Complete Removal of Mediastinal Lymph Nodes Does Not Increase Lung Cancer
According to an article recently published in the Annals of Thoracic Surgery, the complete removal of mediastinal (middle of the chest) lymph nodes does not increase complications or length of hospital stay among patients with early non-small cell lung cancer.
Lung cancer remains the leading cause of cancer-related deaths in the U.S. In fact, lung cancer is responsible for more deaths each year in this country than breast cancer, colon cancer, and prostate cancer combined.
Non-small cell lung cancer (NSCLC) is the most common type of lung cancer; it in named for the type of cell within the lung where the cancer originates.

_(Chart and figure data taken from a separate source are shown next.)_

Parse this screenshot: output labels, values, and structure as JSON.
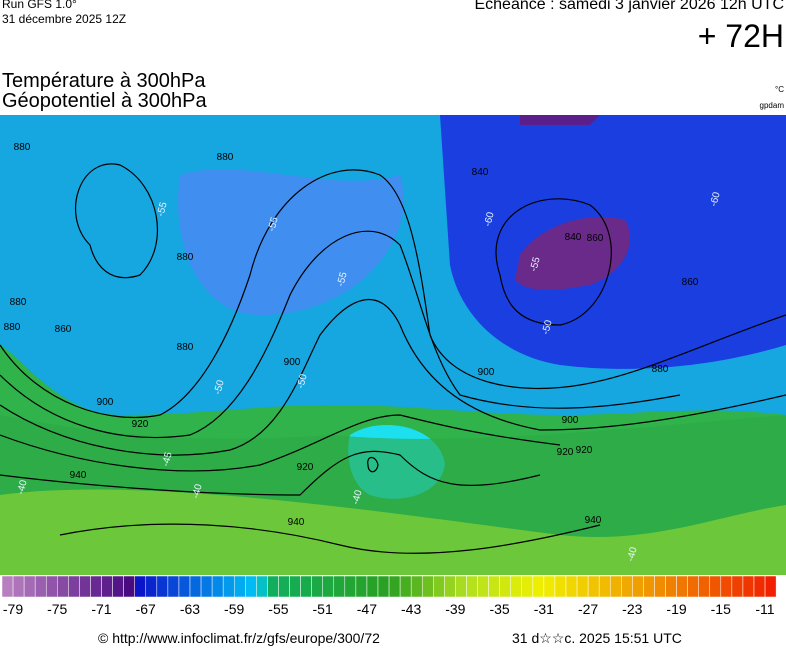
{
  "header": {
    "run": "Run GFS 1.0°",
    "run_date": "31 décembre 2025 12Z",
    "valid": "Echéance : samedi 3 janvier 2026 12h UTC",
    "lead": "+ 72H",
    "title1": "Température à 300hPa",
    "title2": "Géopotentiel à 300hPa",
    "unit1": "°C",
    "unit2": "gpdam"
  },
  "map": {
    "contour_labels": [
      "880",
      "880",
      "880",
      "900",
      "880",
      "900",
      "920",
      "940",
      "920",
      "940",
      "880",
      "860",
      "880",
      "900",
      "920",
      "840",
      "860",
      "880",
      "900",
      "920",
      "940",
      "860",
      "840",
      "-55",
      "-55",
      "-50",
      "-50",
      "-45",
      "-40",
      "-40",
      "-60",
      "-55",
      "-50",
      "-40",
      "-40",
      "-55",
      "-60"
    ]
  },
  "colorbar": {
    "ticks": [
      -79,
      -75,
      -71,
      -67,
      -63,
      -59,
      -55,
      -51,
      -47,
      -43,
      -39,
      -35,
      -31,
      -27,
      -23,
      -19,
      -15,
      -11
    ]
  },
  "footer": {
    "source": "© http://www.infoclimat.fr/z/gfs/europe/300/72",
    "timestamp": "31 d☆☆c. 2025 15:51 UTC"
  }
}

Approximately 75-80% of individuals with lung cancer have NSCLC.
Early NSCLC refers to cancer that has not spread widely outside of its site of origin. The earlier lung cancer is detected and treated, the better the outcomes.

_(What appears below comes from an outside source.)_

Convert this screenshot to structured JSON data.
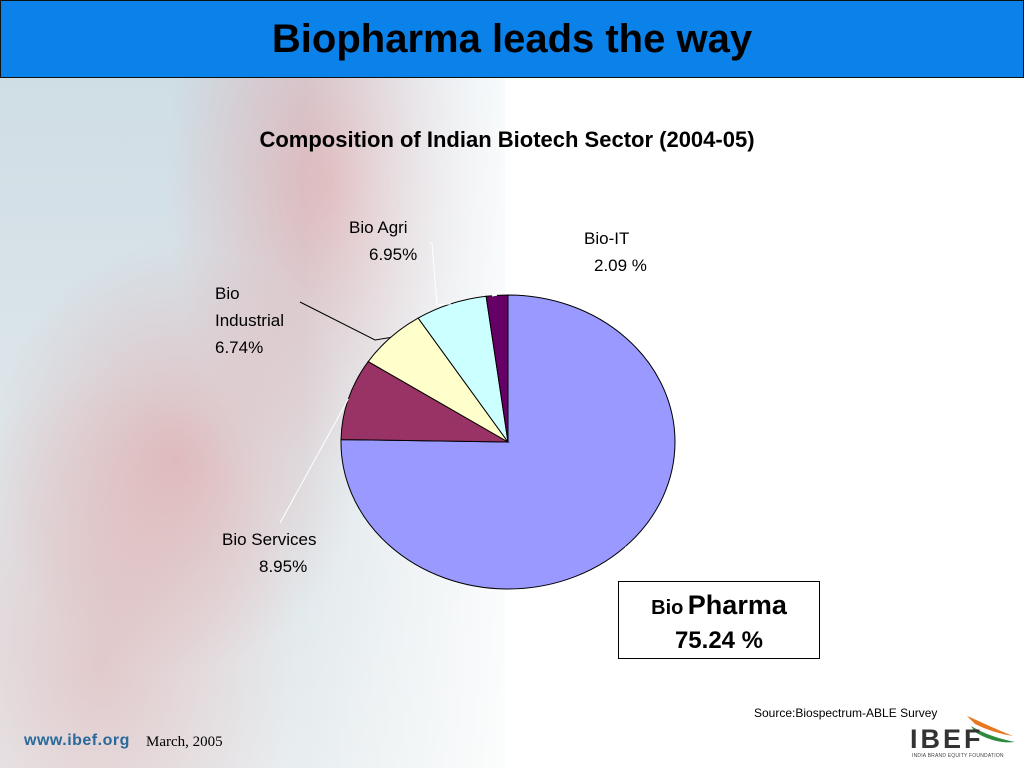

Standard treatment for early lung cancer consists of the surgical removal of as much of the cancer as possible followed by chemotherapy and/or radiation therapy.
Staging of cancer refers to how far and where the cancer has spread. Since treatment for lung cancer is determined by the stage and factors such as a patient’s overall health, accurately determining stage is a crucial part of optimal long-term outcomes.
The testing of nearby lymph nodes for the presence of cancerous cells is an important part of staging for lung cancer. There has been controversy about the extent of testing of lymph nodes.
Lymph node sampling and lymph node dissection are two approaches to lymph node removal. Lymph node sampling refers to testing a few lymph nodes in a region for the presence of cancerous cells. Lymph node dissection typically refers to the removal of many or all of the lymph nodes with in a region.
The controversy about these approaches involves weighing the potential improvements in outcomes of more extensive testing against the rate of complications, hospital stay, and impact on quality of life associated with more complete removal. On the other hand, some researchers believe that when more lymph nodes are removed for testing, nodes that may contain cancer and are responsible for cancer recurrences may be removed at this time; chance of recurrence is thus reduced. Certain researchers also believe that more extensive removal may improve the accuracy of staging. However, others believe that extensive removal of lymph nodes may increase complications and decrease quality of life with no long-term benefit.
Researchers from the Mayo Clinical recently conducted a study to compare mediastinal lymph node sampling (MLNS) to mediastinal lymph node dissection (MLND) among patients with early lung cancer. This study included 1,023 patients who underwent surgery to remove their cancer between 1999 and 2004. MLNS was performed in 498 patients and MLND was performed in 525 patients.
There was no increase in complications among patients undergoing MLND compared to those who underwent MLNS.
- Death associated with surgery occurred in 2% of patients who underwent MLNS compared to only 0.76% of patients who underwent MLND.
- Complications occurred in 38% of patients in both groups.
- There was no difference in the median duration of stay in the hospital following the procedure (six days in each group).
- Patients who underwent MLND were in surgery approximately 15 minutes longer than those who underwent MLNS.
The researchers concluded that MLND does not increase the risk of complications or hospital stay compared with MLNS during the staging of early NSCLC. The researchers note that longer follow-up is necessary to determine survival differences between these two groups of patients.
Patients with early-stage NSCLC may wish to speak with their physician regarding their individual risks and benefits of MLND.
Reference: Allen M, Darling G, Pechet T, et al. Morbidity and Mortality of Major Pulmonary Resections in Patients With Early-Stage Lung Cancer: Initial Results of the Randomized, Prospective ACOSOG Z0030 Trial. Annals of Thoracic Surgery. 2006; 81:1013-1020.